Robotics

Forecast-GS boosts robot pick-and-place with predictive 3D

Robots now forecast task-completed states from language cues

Deep Dive

Forecast-aware Gaussian Splatting (Forecast-GS), developed by Kaixin Jia and Jiacheng Xu, tackles a key limitation in language-conditioned robotic manipulation: the inability to reason about the task-completed state. While existing systems ground language into affordances or value maps, they only perceive the current scene, missing whether a candidate action leads to a feasible final state. Forecast-GS explicitly predicts the 3D scene after task completion from language instructions and partial observations, using Gaussian splatting for efficient, interpretable representation.

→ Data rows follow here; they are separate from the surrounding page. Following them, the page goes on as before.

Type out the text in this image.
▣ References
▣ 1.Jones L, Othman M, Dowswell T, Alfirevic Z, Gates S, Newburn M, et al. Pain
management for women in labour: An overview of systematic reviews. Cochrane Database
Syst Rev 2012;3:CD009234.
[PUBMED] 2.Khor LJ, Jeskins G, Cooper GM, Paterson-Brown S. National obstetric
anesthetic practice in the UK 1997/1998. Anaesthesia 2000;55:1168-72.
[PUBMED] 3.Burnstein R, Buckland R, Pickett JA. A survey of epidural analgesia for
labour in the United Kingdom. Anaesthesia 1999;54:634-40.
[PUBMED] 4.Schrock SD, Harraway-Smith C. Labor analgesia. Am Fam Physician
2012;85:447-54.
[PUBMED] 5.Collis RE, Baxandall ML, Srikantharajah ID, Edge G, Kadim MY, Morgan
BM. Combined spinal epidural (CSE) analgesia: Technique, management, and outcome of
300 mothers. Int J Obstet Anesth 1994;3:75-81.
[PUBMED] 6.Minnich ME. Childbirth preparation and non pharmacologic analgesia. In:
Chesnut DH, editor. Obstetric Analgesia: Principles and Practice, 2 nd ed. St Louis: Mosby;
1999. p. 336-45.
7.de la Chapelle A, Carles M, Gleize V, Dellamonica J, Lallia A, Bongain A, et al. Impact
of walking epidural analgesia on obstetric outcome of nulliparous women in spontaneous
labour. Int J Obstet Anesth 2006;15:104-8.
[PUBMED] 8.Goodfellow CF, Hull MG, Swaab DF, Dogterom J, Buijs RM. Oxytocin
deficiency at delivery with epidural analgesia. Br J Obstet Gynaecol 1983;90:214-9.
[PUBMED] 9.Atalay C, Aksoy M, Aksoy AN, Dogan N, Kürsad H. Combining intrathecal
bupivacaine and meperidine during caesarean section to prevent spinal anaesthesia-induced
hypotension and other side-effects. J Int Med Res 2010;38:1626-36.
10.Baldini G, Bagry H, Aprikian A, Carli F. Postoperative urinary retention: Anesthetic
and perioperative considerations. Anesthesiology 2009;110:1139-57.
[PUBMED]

Validated on three real-world pick-and-place tasks—Cutter-to-Box, Apple-to-Bowl, Sponge-to-Tray—with 25 trials each, Forecast-GS with automatic candidate selection achieved success rates of 21/25, 23/25, and 16/25, consistently outperforming the ReKep baseline (15/25, 19/25, 10/25). A diagnostic human-assisted selection further improved results to 23/25, 24/25, and 19/25, indicating strong candidate generation but room for better automatic ranking. The work provides an interpretable bridge between language understanding, 3D perception, and manipulation planning.

Key Points
  • Forecast-GS predicts task-completed 3D states from language instructions, unlike systems that only reason over current scenes.
  • Achieved 84%/92%/64% success on Cutter-to-Box, Apple-to-Bowl, Sponge-to-Tray vs. baseline 60%/76%/40%.
  • Human-assisted selection boosted success to 92%/96%/76%, highlighting automatic ranking as a remaining challenge.

Why It Matters

Forecast-GS enables robots to reason about future states, crucial for reliable autonomous manipulation from language commands.